Disclaimer: O texto a seguir se trata de uma obra ficcional e deve ser tratado pelo leitor como tal, sem qualquer compromisso com a realidade. Qualquer semelhança é mera coincidência.
FENDINAND STUENKEL II
8 OUT 2116–16:29 CEST
Ao longo da década de 2010, Bolzo era pouco mais do que um ex-militar bizarro de baixo escalão, que poucas pessoas levavam a sério. Ele era conhecido principalmente por seus discursos contra "minorias", políticos de esquerda, pacifistas, feministas, gays, elites progressistas, imigrantes, a mídia e as Nações Unidas. Em 2018, porém, 47% dos eleitores brasileiros votaram no partido de Bolzo, a nova força política dominante no país. Em janeiro de 2019, ele tornou-se presidente. Por que tantos brasileiros instruídos votaram em um patético bufão que levou o país ao abismo?

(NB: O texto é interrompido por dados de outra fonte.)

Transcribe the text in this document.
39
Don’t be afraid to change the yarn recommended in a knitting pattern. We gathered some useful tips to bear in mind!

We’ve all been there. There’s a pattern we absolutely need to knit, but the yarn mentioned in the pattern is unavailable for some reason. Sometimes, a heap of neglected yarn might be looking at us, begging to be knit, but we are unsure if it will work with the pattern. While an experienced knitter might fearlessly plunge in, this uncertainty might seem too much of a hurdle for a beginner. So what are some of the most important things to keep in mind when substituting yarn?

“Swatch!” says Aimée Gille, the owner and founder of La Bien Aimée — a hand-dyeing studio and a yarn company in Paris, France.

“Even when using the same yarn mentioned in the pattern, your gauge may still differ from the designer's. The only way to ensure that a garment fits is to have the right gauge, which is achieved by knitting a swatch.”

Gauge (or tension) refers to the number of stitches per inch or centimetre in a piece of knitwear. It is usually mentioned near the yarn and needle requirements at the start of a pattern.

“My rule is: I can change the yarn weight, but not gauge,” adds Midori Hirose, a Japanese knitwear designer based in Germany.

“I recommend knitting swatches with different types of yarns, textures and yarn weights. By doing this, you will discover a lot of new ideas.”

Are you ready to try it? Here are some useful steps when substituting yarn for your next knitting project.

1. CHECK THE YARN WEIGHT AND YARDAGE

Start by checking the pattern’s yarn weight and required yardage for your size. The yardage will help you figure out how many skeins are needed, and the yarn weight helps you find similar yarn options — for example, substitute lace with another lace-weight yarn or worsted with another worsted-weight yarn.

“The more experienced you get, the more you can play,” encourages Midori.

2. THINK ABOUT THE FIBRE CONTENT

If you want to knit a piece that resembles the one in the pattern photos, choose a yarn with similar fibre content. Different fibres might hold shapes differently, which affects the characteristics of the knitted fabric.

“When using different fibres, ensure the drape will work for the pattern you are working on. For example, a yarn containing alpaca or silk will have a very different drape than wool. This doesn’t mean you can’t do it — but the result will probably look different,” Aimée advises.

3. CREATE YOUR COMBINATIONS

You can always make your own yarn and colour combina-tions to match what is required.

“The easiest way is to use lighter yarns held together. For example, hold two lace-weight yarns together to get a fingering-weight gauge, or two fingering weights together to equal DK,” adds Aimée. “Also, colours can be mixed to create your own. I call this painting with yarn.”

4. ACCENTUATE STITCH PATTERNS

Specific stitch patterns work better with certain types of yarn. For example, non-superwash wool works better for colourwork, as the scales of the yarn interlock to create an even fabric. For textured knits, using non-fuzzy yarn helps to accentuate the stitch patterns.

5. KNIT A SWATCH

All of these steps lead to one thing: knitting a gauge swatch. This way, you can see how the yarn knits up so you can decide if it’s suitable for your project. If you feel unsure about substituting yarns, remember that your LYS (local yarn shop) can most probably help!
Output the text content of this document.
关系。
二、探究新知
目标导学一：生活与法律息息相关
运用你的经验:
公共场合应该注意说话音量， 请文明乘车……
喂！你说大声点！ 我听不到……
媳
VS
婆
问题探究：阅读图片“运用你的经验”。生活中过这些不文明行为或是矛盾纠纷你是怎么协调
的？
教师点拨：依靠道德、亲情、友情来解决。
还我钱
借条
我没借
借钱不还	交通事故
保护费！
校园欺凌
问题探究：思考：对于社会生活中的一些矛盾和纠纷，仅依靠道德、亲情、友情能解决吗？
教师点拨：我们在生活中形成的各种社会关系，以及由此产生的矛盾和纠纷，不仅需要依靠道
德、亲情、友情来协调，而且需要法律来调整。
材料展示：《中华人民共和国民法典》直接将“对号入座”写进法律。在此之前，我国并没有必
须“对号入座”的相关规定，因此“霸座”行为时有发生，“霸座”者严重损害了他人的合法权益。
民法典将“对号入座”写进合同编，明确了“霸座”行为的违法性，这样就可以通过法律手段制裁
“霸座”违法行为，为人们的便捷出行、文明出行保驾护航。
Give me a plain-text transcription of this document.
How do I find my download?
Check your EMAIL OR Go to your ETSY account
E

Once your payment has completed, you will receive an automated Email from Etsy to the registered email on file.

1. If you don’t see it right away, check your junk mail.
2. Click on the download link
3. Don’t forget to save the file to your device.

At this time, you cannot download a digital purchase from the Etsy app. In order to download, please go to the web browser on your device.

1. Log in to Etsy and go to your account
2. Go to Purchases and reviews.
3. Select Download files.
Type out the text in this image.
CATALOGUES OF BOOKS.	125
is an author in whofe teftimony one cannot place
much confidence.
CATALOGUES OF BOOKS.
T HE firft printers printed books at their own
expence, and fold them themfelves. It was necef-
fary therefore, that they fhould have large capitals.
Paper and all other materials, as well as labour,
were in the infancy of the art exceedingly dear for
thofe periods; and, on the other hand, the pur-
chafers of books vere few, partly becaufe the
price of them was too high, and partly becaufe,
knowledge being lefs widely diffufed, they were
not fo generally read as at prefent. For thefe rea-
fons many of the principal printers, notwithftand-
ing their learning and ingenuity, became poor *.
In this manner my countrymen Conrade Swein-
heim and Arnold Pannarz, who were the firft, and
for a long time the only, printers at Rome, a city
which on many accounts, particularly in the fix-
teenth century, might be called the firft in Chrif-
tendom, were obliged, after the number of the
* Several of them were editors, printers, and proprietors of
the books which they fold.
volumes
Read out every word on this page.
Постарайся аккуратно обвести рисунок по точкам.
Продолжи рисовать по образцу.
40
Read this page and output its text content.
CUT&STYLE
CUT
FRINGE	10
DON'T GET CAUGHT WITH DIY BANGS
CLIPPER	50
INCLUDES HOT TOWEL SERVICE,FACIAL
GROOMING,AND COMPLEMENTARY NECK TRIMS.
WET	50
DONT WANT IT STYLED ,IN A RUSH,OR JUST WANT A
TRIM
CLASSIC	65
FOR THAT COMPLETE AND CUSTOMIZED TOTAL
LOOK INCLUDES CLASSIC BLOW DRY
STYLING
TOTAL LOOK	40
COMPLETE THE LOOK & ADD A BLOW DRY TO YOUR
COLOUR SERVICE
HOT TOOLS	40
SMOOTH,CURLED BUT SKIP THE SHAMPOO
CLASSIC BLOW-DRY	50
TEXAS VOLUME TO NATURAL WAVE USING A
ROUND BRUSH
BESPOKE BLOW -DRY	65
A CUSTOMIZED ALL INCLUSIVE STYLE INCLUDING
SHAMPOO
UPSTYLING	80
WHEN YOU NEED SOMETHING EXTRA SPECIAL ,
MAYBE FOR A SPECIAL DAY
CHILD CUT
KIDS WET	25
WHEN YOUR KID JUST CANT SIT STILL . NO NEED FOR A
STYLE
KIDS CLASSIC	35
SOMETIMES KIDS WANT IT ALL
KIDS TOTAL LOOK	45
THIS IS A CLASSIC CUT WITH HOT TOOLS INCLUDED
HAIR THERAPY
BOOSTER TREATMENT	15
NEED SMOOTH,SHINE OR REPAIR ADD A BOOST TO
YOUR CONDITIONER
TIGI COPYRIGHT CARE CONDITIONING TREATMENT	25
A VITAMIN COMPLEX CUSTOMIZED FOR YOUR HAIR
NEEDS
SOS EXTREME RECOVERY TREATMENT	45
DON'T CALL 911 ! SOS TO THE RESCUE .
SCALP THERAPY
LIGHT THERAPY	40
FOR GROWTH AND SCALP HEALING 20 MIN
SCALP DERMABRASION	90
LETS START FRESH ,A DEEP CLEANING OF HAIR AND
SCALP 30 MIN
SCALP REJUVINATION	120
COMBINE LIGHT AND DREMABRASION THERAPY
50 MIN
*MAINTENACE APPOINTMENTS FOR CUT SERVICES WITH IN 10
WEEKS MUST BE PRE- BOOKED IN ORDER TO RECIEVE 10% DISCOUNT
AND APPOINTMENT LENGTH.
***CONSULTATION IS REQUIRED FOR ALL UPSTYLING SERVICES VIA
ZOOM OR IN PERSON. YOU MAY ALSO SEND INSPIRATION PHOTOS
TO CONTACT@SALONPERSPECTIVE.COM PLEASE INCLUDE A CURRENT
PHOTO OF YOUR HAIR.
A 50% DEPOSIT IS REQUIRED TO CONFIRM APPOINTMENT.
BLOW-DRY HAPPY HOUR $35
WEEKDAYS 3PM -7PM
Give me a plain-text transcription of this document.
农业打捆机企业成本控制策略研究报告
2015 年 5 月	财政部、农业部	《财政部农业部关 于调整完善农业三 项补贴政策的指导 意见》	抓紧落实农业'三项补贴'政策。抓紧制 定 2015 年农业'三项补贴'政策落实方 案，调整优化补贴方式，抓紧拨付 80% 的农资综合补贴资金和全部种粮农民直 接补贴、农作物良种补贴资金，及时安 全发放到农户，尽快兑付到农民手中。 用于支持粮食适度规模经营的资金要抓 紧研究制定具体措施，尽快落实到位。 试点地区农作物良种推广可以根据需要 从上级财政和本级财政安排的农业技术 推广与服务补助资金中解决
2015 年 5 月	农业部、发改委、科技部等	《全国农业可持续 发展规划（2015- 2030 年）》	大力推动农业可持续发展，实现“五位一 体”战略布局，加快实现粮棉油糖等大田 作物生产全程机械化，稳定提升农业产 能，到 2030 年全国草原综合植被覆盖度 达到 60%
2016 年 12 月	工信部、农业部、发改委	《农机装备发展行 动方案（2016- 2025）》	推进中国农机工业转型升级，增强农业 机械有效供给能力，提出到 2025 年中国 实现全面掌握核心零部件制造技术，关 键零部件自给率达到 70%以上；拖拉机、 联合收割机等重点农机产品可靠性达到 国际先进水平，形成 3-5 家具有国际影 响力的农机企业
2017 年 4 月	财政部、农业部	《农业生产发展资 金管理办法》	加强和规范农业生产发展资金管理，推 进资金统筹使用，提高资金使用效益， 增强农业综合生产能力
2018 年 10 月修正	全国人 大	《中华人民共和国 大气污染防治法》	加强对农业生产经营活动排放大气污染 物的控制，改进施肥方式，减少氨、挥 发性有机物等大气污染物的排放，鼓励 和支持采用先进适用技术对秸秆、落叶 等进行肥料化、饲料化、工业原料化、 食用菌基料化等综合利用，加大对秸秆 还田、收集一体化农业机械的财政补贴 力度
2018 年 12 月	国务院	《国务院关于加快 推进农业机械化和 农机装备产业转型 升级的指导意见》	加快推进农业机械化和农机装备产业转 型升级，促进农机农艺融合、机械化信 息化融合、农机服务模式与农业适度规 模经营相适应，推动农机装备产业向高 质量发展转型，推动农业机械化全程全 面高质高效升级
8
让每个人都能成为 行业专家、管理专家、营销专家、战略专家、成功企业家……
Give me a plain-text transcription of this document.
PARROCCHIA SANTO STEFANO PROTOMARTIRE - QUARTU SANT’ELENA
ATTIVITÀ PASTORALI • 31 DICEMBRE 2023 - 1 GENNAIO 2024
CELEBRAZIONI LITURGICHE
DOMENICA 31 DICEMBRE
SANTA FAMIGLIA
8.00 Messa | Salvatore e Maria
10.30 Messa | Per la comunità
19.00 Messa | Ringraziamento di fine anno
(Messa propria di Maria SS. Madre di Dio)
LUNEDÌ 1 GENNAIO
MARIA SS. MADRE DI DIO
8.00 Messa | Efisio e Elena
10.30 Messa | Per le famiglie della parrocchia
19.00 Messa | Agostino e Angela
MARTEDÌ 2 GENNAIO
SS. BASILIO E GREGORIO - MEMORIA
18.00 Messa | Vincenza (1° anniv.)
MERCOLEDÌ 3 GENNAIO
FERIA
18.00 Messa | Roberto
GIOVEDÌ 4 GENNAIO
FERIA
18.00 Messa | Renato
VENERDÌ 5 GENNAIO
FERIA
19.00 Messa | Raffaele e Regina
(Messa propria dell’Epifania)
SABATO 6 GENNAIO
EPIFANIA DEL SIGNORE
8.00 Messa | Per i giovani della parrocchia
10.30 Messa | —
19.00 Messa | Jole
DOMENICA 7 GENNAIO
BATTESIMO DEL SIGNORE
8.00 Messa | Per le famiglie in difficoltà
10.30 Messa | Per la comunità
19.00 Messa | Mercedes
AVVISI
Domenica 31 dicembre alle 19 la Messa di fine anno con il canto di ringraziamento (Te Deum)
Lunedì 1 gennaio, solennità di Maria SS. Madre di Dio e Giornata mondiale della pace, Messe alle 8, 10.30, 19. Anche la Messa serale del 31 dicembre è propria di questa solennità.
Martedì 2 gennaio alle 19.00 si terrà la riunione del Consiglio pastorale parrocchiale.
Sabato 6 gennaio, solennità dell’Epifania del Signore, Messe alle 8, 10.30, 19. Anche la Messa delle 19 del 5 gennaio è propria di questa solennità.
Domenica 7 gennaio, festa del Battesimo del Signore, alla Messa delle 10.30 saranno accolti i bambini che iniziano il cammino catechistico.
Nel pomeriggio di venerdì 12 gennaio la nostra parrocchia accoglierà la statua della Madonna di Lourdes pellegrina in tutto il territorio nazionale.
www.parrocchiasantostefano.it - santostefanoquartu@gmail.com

Em primeiro lugar, os brasileiros tinham perdido a fé no sistema político da época. A jovem democracia não trouxera os benefícios que muitos esperavam. Muitos sentiam raiva das elites tradicionais, cujas políticas tinham causado a pior crise econômica na história do país. Buscava-se um novo rosto. Um anti-político promoveria mudanças de verdade. Muitos dos eleitores de Bolzo ficaram incomodados com seu radicalismo, mas os partidos estabelecidos não pareciam oferecer boas alternativas.
Em segundo lugar, Bolzo sabia como usar a mídia para seus propósitos. Contrastando o discurso burocrático da maioria dos outros políticos, Bolzo usava um linguajar simples, espalhava fake news, e os jornais adoravam sugerir que muito do que ele dizia era absurdo. Bolzo era politicamente incorreto de propósito, o que o tornava mais autêntico aos olhos dos eleitores. Cada discurso era um espetáculo. Diferentemente dos outros políticos, ele foi recebido com aplausos de pé onde quer que fosse, empolgando as multidões.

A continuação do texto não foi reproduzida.